Kamala Harris visits southern border for first time as nominee

WASHINGTON — Vice President Kamala Harris is set to make her first visit to the southern border since entering the 2024 race, as she aims to attack former President Donald Trump on an issue central to his campaign.

Harris will visit a border city in Arizona on Friday, her campaign announced Wednesday. A campaign aide said she will highlight Trump’s role in derailing a bipartisan border deal on Capitol Hill this year.

Immigration and border security are a weak spot for Harris. Polls often show her trailing Trump on this issue, and Trump has repeatedly criticized her record in the Biden administration.

Her campaign wants to highlight her previous work in this area while simultaneously portraying Trump as “dangerous.”

“As a former attorney general of a border state, she took on transnational gangs and criminal organizations that smuggle drugs, weapons and people. She has long believed that we need an immigration system that is safe, fair, orderly and humane — a stark contrast to the divisive and dangerous policies of Donald Trump,” a Harris campaign official said in a statement about the visit.

Harris will discuss “how she is pushing through the strongest bipartisan border security plan in a generation,” the aide said.

When Harris discusses border and immigration issues during her campaign, she often points to how Trump pressured Republicans in Congress to block a bipartisan border security bill that would have addressed many of the issues he criticizes.

The measure would allow the White House to close the border if too many migrants try to cross, and would raise the standard for “credible fear” in asylum applications, leading to more funding for Border Patrol and deportation flights.

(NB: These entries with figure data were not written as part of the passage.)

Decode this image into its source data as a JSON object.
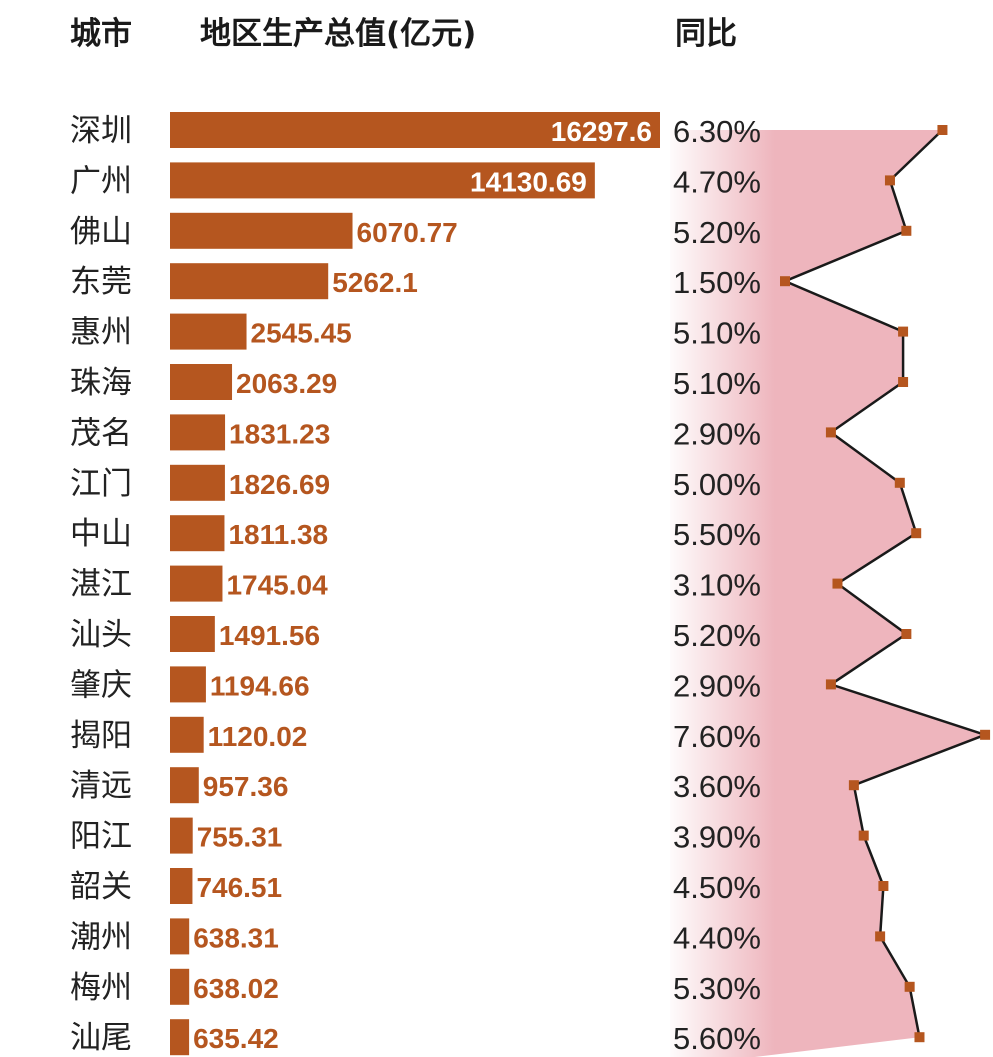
{
  "headers": {
    "city": "城市",
    "gdp": "地区生产总值(亿元)",
    "yoy": "同比"
  },
  "chart_data": {
    "type": "bar",
    "categories": [
      "深圳",
      "广州",
      "佛山",
      "东莞",
      "惠州",
      "珠海",
      "茂名",
      "江门",
      "中山",
      "湛江",
      "汕头",
      "肇庆",
      "揭阳",
      "清远",
      "阳江",
      "韶关",
      "潮州",
      "梅州",
      "汕尾"
    ],
    "series": [
      {
        "values": [
          16297.6,
          14130.69,
          6070.77,
          5262.1,
          2545.45,
          2063.29,
          1831.23,
          1826.69,
          1811.38,
          1745.04,
          1491.56,
          1194.66,
          1120.02,
          957.36,
          755.31,
          746.51,
          638.31,
          638.02,
          635.42
        ],
        "labels": [
          "16297.6",
          "14130.69",
          "6070.77",
          "5262.1",
          "2545.45",
          "2063.29",
          "1831.23",
          "1826.69",
          "1811.38",
          "1745.04",
          "1491.56",
          "1194.66",
          "1120.02",
          "957.36",
          "755.31",
          "746.51",
          "638.31",
          "638.02",
          "635.42"
        ]
      },
      {
        "type": "line-area",
        "values": [
          6.3,
          4.7,
          5.2,
          1.5,
          5.1,
          5.1,
          2.9,
          5.0,
          5.5,
          3.1,
          5.2,
          2.9,
          7.6,
          3.6,
          3.9,
          4.5,
          4.4,
          5.3,
          5.6
        ],
        "labels": [
          "6.30%",
          "4.70%",
          "5.20%",
          "1.50%",
          "5.10%",
          "5.10%",
          "2.90%",
          "5.00%",
          "5.50%",
          "3.10%",
          "5.20%",
          "2.90%",
          "7.60%",
          "3.60%",
          "3.90%",
          "4.50%",
          "4.40%",
          "5.30%",
          "5.60%"
        ]
      }
    ],
    "colors": {
      "bar": "#b5561f",
      "bar_label_inside": "#ffffff",
      "bar_label_outside": "#b5561f",
      "area": "#eeb5bd",
      "line": "#1a1a1a",
      "marker": "#b5561f"
    }
  }
}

“Donald Trump got wind of the bill, realized it would solve an issue that he was campaigning on, and said they should kill the bill, not put it up for a vote,” Harris said in an interview with MSNBC’s Stephanie Ruhle on Wednesday. “He killed a bill that would have been a solution, because he wanted to campaign on an issue, rather than solve an issue.”

Harris has promised that if elected, she will revive and sign the bill.

Trump has made the border and immigration a central issue in his presidential bid, visiting the southern border several times during the campaign. He also has a history of using derogatory language to describe migrants, calling them “animals,” comparing them to the fictional cannibal Hannibal Lecter and making baseless claims that they take “black jobs.” In recent days, he has spread lies about Haitian immigrants who are legally resident in Springfield, Ohio.

Trump has characterized Harris in speeches as weak on the border. He said Tuesday on Truth Social that Harris went to the border “for political reasons.”

“She is trying to fool the public by pretending she has done a good job at the border when in reality she has destroyed the foundation of our country,” he wrote in a post that also misrepresented the number of migrants entering the country.

Friday’s visit to Douglas, Arizona, is Harris’ second trip to the southern border during her term as vice president. Her first trip was to El Paso, Texas, in June 2021.

An NBC News poll conducted this month found that 54% of registered voters think Trump would do a better job of securing the border and controlling immigration. 33% said the same about Harris.

At the same time, the poll found that 57% of registered voters think Harris would treat immigrants better and protect immigrant rights, while 29% said Trump would be better.

NBC News reported in August that shelters along the southern border and in some major cities have seen a sharp drop in migrants seeking shelter in recent months. In June, Border Patrol agents apprehended the lowest monthly number of migrants crossing the southern border since President Joe Biden took office.